今日6月20日は「世界難民の日(World Refugee Day)」
2年ほど前の「世界難民の日」である6月20日に、あるモン(Hmong)族の家族の話を書きました。
『織り人(Orijin)』の刺繍やアップリケを作ってくれているそのモン族の”おかあさん”と娘さんは、ある時期をタイのラオス国境の難民キャンプで過ごしました。
2018年、紛争や迫害により故郷を追われた人の数は7000万人を超えました。(中略)
2018年末の時点で故郷を追われた人の数は7,080万人、そのうち2018年に新たに、もしくは、再び移動を強いられた人は1,360万人におよんでいます。2019年6月にUNHCR本部が発表した年間統計報告書「グローバル・トレンズ・レポート 2018」から引用
そのモン(Hmong)族の家族も、1980年から90年にかけて、こうした何千万もの人たちの中の一人だったのです。
でも、それは”特別な人”であったからではありません。彼らは、ラオスの山奥の村で生活していた”普通の人”たちだったのです。
そのモンの”おかあさん”が、今一番したいこと、心残りなことは、子どもの頃に、きちんと勉強できなかったこと、学校へ行って勉強がしたい、といつも言っています。それは、幼い頃、ラオス国内を転々と避難する生活であったため、学校へ通う機会がなかったからです。

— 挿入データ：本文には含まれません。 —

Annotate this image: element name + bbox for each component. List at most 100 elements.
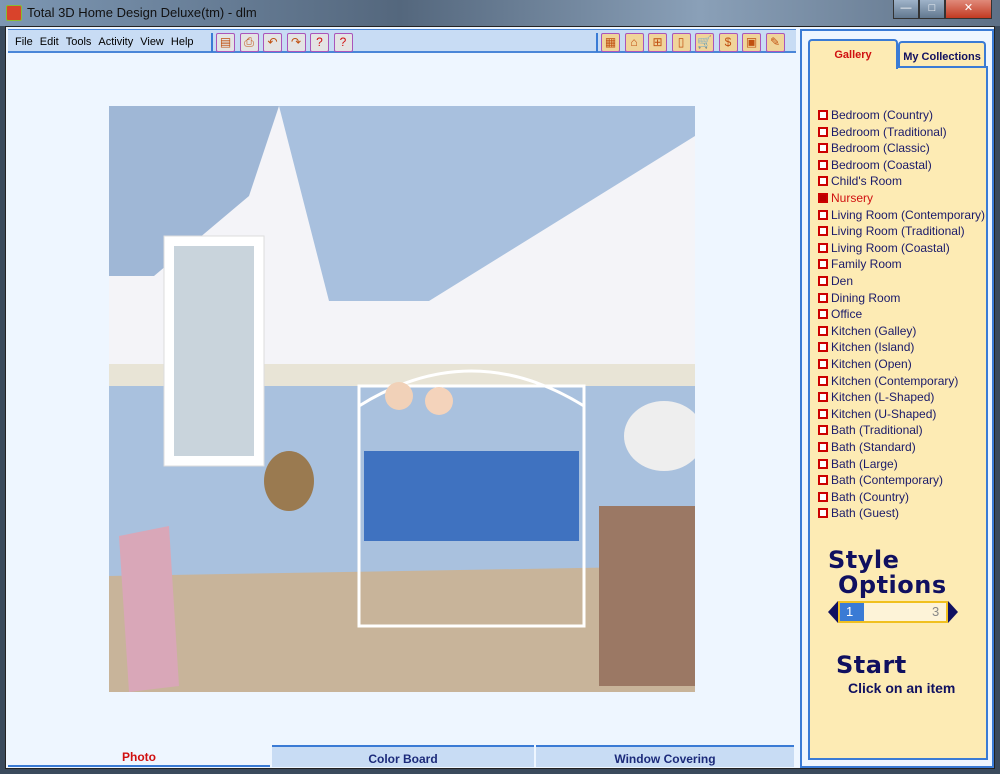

”おかあさん”は、文字はあまり読めないけれど、好奇心旺盛で本が大好き。
以前、タイの教育支援NGO『マレットファン(夢のたね)』が開催する「えほん展」で、世界の学校や日本の山村の養豚農家の日常を写した写真集を、本当に楽しそうに、ずっとながめていました。
そんな”おかあさん”へ、岩手の北上高地の人々を40年間にわたって撮影した「老農」という写真集をおみやげに持っていったことがありました。
その中に写る、モン(Hmong)族の人たちと、とてもよく似た顔つきの日本のおじいちゃん、おばあちゃんの笑顔の写真を一枚一枚、同じ笑顔でながめていました(1枚目:トップの写真)。
種まきの様子を、昔ラオスでの、苦しくも家族みんなで過ごした生活を懐かしむように、親子3代でながめていました。(下の写真)
難民キャンプでは、畑を耕すことも、外へ働きにでることも許されず、日々のあり余る時間を刺繍やアップリケをして過ごしていました。
そこで作られた刺繍のタペストリーやリバースアップリケのベットカバーなどは、タイ国内だけでなく、アメリカやヨーロッパなどでも売れるようになり、難民キャンプ内で確立されたモン族の手しごと文化があります。
それが、先の見えない難民キャンプでの生活を支えてきました。
『織り人(Orijin)』の目指すことは、難民キャンプでの生活を支えてくれたモン(Hmong)族伝統の手しごを続けることによって、彼らが新たに、これからの”未来への夢”をみることができるようになることです。